The witness, David Kramer, who went to work for McCain's think tank at Arizona State University in 2014, has been in Nunes' sights after revelations that he met with Steele in 2016. After the 2016 election, Kramer and McCain, R-Arizona, met with a former British ambassador to Russia who worked with Steele, according to court filings in the U.K. That contact helped Kramer meet with Steele to review the ex-agent's work in late November 2016, then Kramer worked with Fusion to obtain hard copies of the dossier.
But Kramer's attorney, Larry Robbins, raised grave concerns that the committee was violating rules by disseminating private information about Kramer's appearance before the panel.
Robbins declined to comment for this story, as did Kramer, a former diplomat and assistant secretary of state. Schiff also declined to comment about Kramer's testimony.
But sources familiar with the matter recounted that Robbins raised serious concerns in a December 23 letter that another attorney whose client was a committee witness had contacted him for his assistance. That attorney recounted specific details from Kramer's testimony, Robbins told the panel, according to a source with knowledge of the matter.
After complaining about the matter, Kramer received a subpoena for his appearance before the panel four days later. And 10 minutes after receiving it, news broke in the conservative media that Kramer had been issued a subpoena to reappear in January.
Compounding the problems, Robbins had a medical appointment that initially posed a conflict to meet the committee's demand for his appearance. And Kramer, who had been in Florida, had to quickly catch a flight to Washington to meet with the committee.
In the January 10 hearing, Robbins lashed out at the committee for roughly 30 minutes, accusing Nunes' staff of conduct unbecoming of how attorneys treat one another, sources said. And members of both parties privately expressed alarmed at the situation. Conaway told Robbins he was sympathetic to the concerns he had raised, multiple sources said.
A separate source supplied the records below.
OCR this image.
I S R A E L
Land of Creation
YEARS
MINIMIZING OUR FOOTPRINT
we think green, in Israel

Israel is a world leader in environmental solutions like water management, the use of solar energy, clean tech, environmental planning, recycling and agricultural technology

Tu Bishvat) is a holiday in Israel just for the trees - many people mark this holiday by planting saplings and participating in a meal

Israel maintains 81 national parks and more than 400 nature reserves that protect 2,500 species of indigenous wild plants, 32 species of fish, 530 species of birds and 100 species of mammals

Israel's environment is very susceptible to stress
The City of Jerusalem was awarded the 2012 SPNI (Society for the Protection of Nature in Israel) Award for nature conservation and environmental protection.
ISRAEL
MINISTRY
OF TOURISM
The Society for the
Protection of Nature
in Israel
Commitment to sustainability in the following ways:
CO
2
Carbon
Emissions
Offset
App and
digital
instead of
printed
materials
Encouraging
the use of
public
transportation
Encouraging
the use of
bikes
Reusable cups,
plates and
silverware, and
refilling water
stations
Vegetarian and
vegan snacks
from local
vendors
Conaway acknowledged Robbins' raised concerns but said that the committee needed to complete its interview process. "I'm not going to second guess our team," Conaway said. "We got it done. And it was an inconvenience to the witness and to him but we got it done."
Conaway said he has confidence in Nunes as chairman.
"We're doing the Russia investigation -- he's got a lot of other committee business that's going on," Conaway said.